Abstract. Lenalidomide is a synthetic derivative of thalidomide exhibiting multiple immunomodulatory activities beneficial in the treatment of several hematological malignancies. Murine pharmacokinetic characterization necessary for translational and further preclinical investigations has not been published. Studies herein define mouse plasma pharmacokinetics and tissue distribution after intravenous (IV) bolus administration and bioavailability after oral and intraperitoneal delivery. Range finding studies used lenalidomide concentrations up to 15 mg/kg IV, 22.5 mg/kg intraperitoneal injections (IP), and 45 mg/kg oral gavage (PO). Pharmacokinetic studies evaluated doses of 0.5, 1.5, 5, and 10 mg/kg IV and 0.5 and 10 mg/kg doses for IP and oral routes. Liquid chromatography-tandem mass spectrometry was used to quantify lenalidomide in plasma, brain, lung, liver, heart, kidney, spleen, and muscle. Pharmacokinetic parameters were estimated using noncompartmental and compartmental methods.

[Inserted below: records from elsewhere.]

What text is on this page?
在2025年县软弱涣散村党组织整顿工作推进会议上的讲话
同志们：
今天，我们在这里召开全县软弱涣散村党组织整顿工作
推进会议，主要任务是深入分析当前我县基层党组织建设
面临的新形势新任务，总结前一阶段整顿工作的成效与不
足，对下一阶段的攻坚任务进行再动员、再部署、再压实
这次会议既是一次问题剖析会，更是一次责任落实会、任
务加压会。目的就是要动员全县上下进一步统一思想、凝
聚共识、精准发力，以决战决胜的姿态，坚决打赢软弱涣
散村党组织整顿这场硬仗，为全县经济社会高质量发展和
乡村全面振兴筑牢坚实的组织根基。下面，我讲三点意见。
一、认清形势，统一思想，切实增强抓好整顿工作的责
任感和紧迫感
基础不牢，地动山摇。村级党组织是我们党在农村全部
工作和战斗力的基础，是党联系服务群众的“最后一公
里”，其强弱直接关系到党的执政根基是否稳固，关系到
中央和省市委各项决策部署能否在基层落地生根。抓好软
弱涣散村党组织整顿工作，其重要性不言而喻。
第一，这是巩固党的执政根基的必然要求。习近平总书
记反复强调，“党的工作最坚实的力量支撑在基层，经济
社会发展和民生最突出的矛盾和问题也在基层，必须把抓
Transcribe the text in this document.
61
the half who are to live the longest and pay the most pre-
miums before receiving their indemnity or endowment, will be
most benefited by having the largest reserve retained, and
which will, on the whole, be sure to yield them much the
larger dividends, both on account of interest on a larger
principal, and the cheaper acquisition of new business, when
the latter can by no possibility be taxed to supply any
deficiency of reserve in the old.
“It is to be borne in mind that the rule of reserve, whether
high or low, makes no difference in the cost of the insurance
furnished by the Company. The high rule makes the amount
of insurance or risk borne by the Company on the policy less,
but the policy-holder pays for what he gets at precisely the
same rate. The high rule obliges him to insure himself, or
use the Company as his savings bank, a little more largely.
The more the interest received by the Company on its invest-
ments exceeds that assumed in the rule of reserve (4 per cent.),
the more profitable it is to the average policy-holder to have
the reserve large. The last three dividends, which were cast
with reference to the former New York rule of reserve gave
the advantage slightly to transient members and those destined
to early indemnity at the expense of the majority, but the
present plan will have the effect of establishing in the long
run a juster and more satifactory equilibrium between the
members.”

Doses of 15 mg/kg IV, 22.5 mg/kg IP, and 45 mg/kg PO lenalidomide caused no observable toxicity up to 24 h postdose. We observed dose-dependent kinetics over the evaluated dosing range. Administration of 0.5 and 10 mg/kg resulted in systemic bioavailability ranges of 90-105% and 60-75% via IP and oral routes, respectively. Lenalidomide was detectable in the brain only after IV dosing of 5 and 10 mg/kg. Dose-dependent distribution was also observed in some tissues. High oral bioavailability of lenalidomide in mice is consistent with oral bioavailability in humans. Atypical lenalidomide tissue distribution was observed in spleen and brain. The observed dose-dependent pharmacokinetics should be taken into consideration in translational and preclinical mouse studies.